Device classes are decided upon by the Device Working Group of the USB Implementers Forum. If the class is to be set for the entire device, the number is assigned to the bDeviceClass field of the device descriptor, and if it is to be set for a single interface on a device, it is assigned to the bInterfaceClass field of the interface descriptor. Both of these are a single byte each, so a maximum of 254 different device classes are possible (values 0×00 and 0xFF are reserved). If bDeviceClass is set to 0×00, the operating system will look at bInterfaceClass of each interface to determine the device class. Each class also optionally supports a SubClass and Protocol subdefinition. These can be used as the main device classes are continuously revised.

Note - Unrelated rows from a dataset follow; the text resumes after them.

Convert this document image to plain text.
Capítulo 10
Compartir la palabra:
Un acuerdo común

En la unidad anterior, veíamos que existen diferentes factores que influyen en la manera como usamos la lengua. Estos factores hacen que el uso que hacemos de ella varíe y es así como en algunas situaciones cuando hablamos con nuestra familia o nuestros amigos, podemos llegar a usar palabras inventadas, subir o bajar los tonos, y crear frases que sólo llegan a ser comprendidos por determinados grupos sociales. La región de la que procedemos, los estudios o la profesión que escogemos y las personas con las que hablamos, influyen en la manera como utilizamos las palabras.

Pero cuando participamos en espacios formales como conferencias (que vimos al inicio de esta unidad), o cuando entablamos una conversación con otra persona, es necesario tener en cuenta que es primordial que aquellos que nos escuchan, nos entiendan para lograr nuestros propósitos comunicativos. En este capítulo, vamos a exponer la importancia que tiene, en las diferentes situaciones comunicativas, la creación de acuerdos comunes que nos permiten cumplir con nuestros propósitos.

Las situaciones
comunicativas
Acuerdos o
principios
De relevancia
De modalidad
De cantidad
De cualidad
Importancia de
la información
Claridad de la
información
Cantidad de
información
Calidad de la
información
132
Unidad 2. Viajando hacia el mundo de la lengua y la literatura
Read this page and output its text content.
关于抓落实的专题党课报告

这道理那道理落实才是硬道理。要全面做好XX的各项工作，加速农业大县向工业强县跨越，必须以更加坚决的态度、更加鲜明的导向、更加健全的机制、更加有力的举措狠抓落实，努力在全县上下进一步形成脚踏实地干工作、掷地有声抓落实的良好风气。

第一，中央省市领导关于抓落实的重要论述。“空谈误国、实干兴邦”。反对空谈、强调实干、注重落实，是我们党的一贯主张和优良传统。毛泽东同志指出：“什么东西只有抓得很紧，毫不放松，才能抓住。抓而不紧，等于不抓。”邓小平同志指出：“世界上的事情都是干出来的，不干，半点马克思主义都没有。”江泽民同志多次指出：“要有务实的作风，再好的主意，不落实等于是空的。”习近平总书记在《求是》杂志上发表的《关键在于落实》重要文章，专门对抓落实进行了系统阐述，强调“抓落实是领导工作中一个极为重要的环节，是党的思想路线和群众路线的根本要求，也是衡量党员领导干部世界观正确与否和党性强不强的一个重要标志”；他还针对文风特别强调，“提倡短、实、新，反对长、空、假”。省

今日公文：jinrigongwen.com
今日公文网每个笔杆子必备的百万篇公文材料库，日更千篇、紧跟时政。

The most used device classes (grouped by assigned class ID) are:
- 0×00
Reserved value - used in the device descriptor to signify that the interface descriptor holds the device class identifier for each interface. - 0×01
USB audio device class, sound card-like devices. - 0×02
USB communications device class used for modems, network cards, ISDN connections, Fax. - 0×03
USB human interface device class (”HID”), keyboards, mice, etc. - 0×06
Still image capture device class, identical to the Picture Transfer Protocol as used across USB - 0×07
USB printer device class, printer-like devices. - 0×08
USB mass storage device class used for flash drives, portable hard drives, memory card readers, digital cameras, digital audio players etc. This device class presents the device as a block device (almost always used to store a file system). - 0×09
USB hubs. - 0×0E
USB video device class, webcam-like devices, motion image capture devices. - 0xE0
Wireless controllers, for example Bluetooth dongles. - 0xFF
Custom device class - used to establish that a device or interface does not support any standard device class and requires custom drivers.